CRÔNICA
Crônica do Professor Antonio Glauber sobre as notícias do dia 01 de dezembro de 2025
Por Antonio Glauber Santana Ferreira — Japaratuba-SE
Dezembro entrou pela porta do calendário como quem empurra vento e espalha confete de aflições. O mês mal abriu os olhos e Aracaju já amanheceu com uma história digna de novela policial de horário nobre: um computador furtado dentro de uma agência da Caixa. O banco — esse gigante de concreto que deveria ser guardião dos números e dos sonhos parcelados em 120 vezes — acordou sem perceber que alguém tinha surrupiado justamente o cérebro da operação. Um PC carregado como quem leva um pedaço da madrugada nos braços.
O ladrão? Pegaram. Mas a cena parecia uma metáfora viva do país: até os computadores querem fugir da fatura que dezembro traz.
Enquanto o banco contava prejuízo, o TSE preparava-se para o grande ritual democrático do Teste da Urna 2025. As máquinas, sempre caladas e obedientes, hoje ganharam o palco: técnicos as cercam como médicos cuidando de pacientes eletrônicos prestes a passar por check-up. A urna — essa caixinha mágica que decide o destino do Brasil com um “pi” — será testada, apertada, provocada. É quase poesia: o país checando o coração antes de decidir o futuro. O voto é o único feitiço que ainda funciona sem bateria extra.
No palco internacional, a diplomacia resolveu brincar de incêndio. O comandante da Otan soltou a palavra proibida: ataque preventivo.
O mundo tremeu, respirou fundo e fechou a cortina.
Moscou respondeu com o humor habitual dos que têm ogivas suficientes para apagar o planeta: chamou a declaração de “extremamente irresponsável”.
Extremamente?
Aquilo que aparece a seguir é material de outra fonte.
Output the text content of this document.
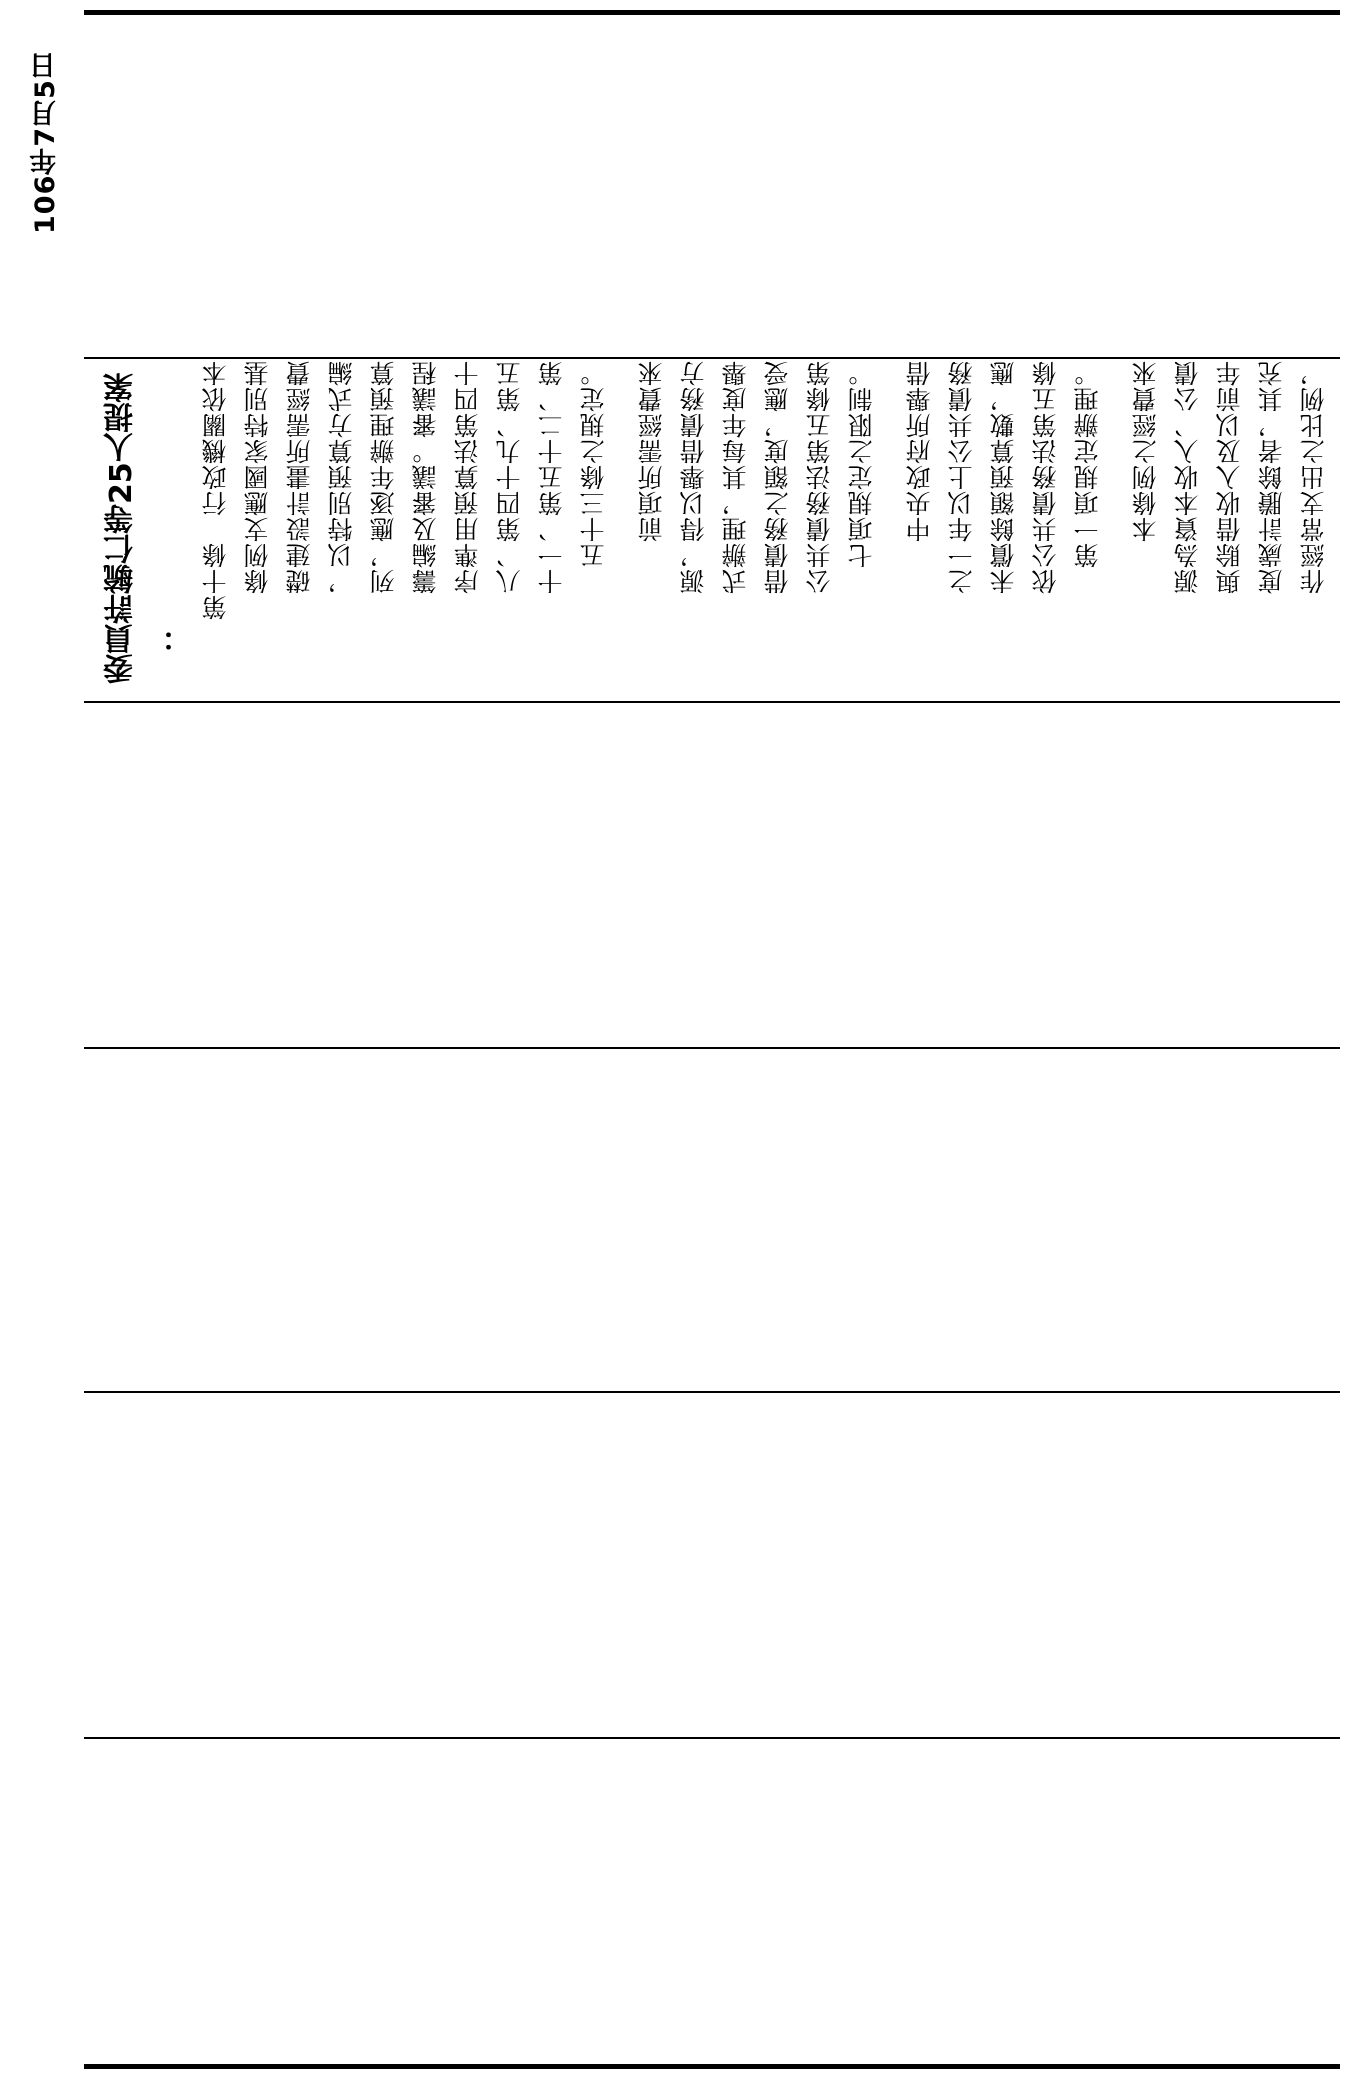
106年7月5日
委員許毓仁等25人提案 ：
第十條　行政機關依本 　條例支應國家特別基 　礎建設計畫所需經費 　，以特別預算方式編 　列，應逐年辦理預算 　籌編及審議。審議程 　序準用預算法第四十 　八、第四十九、第五 　十一、第五十二、第 　五十三條之規定。 　　前項所需經費來 　源，得以舉借債務方 　式辦理，其每年度舉 　借債務之額度，應受 　公共債務法第五條第 　七項規定之限制。 　　中央政府所舉借 　之一年以上公共債務 　未償餘額預算數，應 　依公共債務法第五條 　第一項規定辦理。 　　本條例之經費來 　源為資本收入、公債 　與賒借收入及以前年 　度歲計賸餘者，其充 　作經常支出之比例，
Parece pouco para quem mexeu num tabuleiro onde cada peça é um nervo exposto.
E assim começa dezembro:
Aracaju perdendo computador, Brasília testando urna, e o planeta testando a própria sanidade.
O ano se aproxima do fim como um barco ligeiramente furado, navegando entre promessas, rachaduras e esperanças teimosas.
Que dezembro tenha misericórdia: o Brasil, a urna e até o computador furtado merecem descansar um pouco.